利用者数が伸び続けている一方、広告を掲載しようとする広告主や代理店にとって、各マンガアプリ独自の掲載基準やフォーマットがあるため、広告効果の比較や最適化ができない状況でした。よって、広告を配信する媒体としては高い能力があるにもかかわらず、広告を出す基準がわかりにくいという問題もあります。また、アドネットワーク経由で対応できない、マンガ独特の広告表現の発展など課題が残ります。
出稿基準が分かりにくいという課題を解決するために、優良な作品を多くもたらしている小学館や集英社など出版会社とFringeは共同で、数あるマンガアプリに対し、一括して広告掲載を管理できる共同のプラットフォーム「MangaAdPlatform」をリリースすることとなったのです。マンガアプリへ広告を出そうと考えている広告主や広告代理店が、MangaAdPlatformを使用して、効果のある広告出稿ができるようになっていくと思います。
独自のターゲティング
マンガアプリの閲覧作品や検索などのデータを機械が学習し、年代、性別などターゲティングが可能となります。また、サイトトラッキングなどのセキュリティの影響を受けないため、精度を落とさず配信ができます。ターゲティングは次の通りです。
10代、20代、30代など年齢別、性別など、ユーザーが登録したデータをもとに機械が推測してターゲティングを行います。登録データを元にしたターゲティングは、アドネットワークなどでは配信できないマンガアプリ独自のメニューです。
マンガアプリ独自のターゲティングとして、「アクション」「コメディ」「スポーツ」「ファンタジー」「ドラマ」「恋愛」「日常」「その他」の8つの作品カテゴリに分類され、指定配信ができます。他にも、OS別(iOS/Android)やフリークエンシー制御(任意の日数内でユーザー単位に表示回数の上限を設定)、配信時間帯や曜日(1時間単位での時間設定)、通信環境(モバイル/Wi-Fi)と、様々なターゲティングを設定することができます。
マンガアプリは、ターゲットに合わせてターゲティングの組み合わせることができ、様々な配信を行っていくことができます。
マンガアプリで広告配信をするメリット
広告をマンガアプリに配信するメリットとして、ターゲットとしたユーザーに向けて最適な広告が配信できるということです。マンガを実際に使用することで、ユーザーの興味関心を引きやすいだけではなく、広告らしさが無くなるため、マンガアプリ広告に対しての不快感を無くし、ユーザーから受け入れられやすくなる期待が持てます。
マンガ作品と提携している企業バナーを見ると、マンガアプリ以外の広告よりも目に止まり、記憶に残って感じがあります。

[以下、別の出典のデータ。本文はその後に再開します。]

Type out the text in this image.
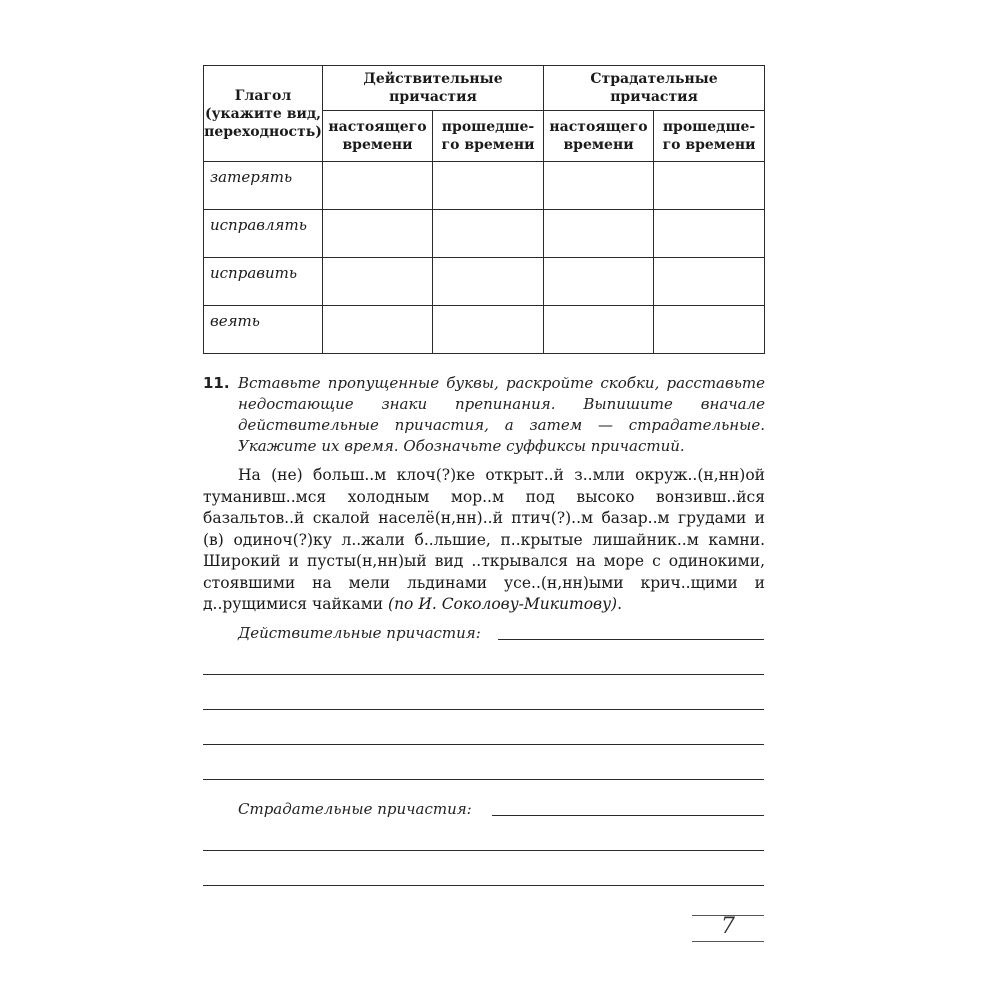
Глагол (укажите вид, переходность)	Действительные причастия		Страдательные причастия	
	настоящего времени	прошедше-го времени	настоящего времени	прошедше-го времени
затерять				
исправлять				
исправить				
веять				
11. Вставьте пропущенные буквы, раскройте скобки, расставьте недостающие знаки препинания. Выпишите вначале действительные причастия, а затем — страдательные. Укажите их время. Обозначьте суффиксы причастий.
На (не) больш..м клоч(?)ке открыт..й з..мли окруж..(н,нн)ой туманивш..мся холодным мор..м под высоко вонзивш..йся базальтов..й скалой населё(н,нн)..й птич(?)..м базар..м грудами и (в) одиноч(?)ку л..жали б..льшие, п..крытые лишайник..м камни. Широкий и пусты(н,нн)ый вид ..ткрывался на море с одинокими, стоявшими на мели льдинами усе..(н,нн)ыми крич..щими и д..рущимися чайками (по И. Соколову-Микитову).
Действительные причастия:
Страдательные причастия:
7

事例として、アテレコ広告を配信し、滞在率が通常の広告と比べて19.2%アップし、広告閲覧人数も6万人アップしているとのことです。
今後のマンガアプリの発展
広告が配信されるマンガアプリは今後も順次追加されていく予定です。また、TwitterやFacebook などの運用型広告の配信結果のデータを元に、クライアントのサービスと相性の良いマンガ作品の発見など、プロモーション以外のマーケティング全般への展開も視野に入れているそうです。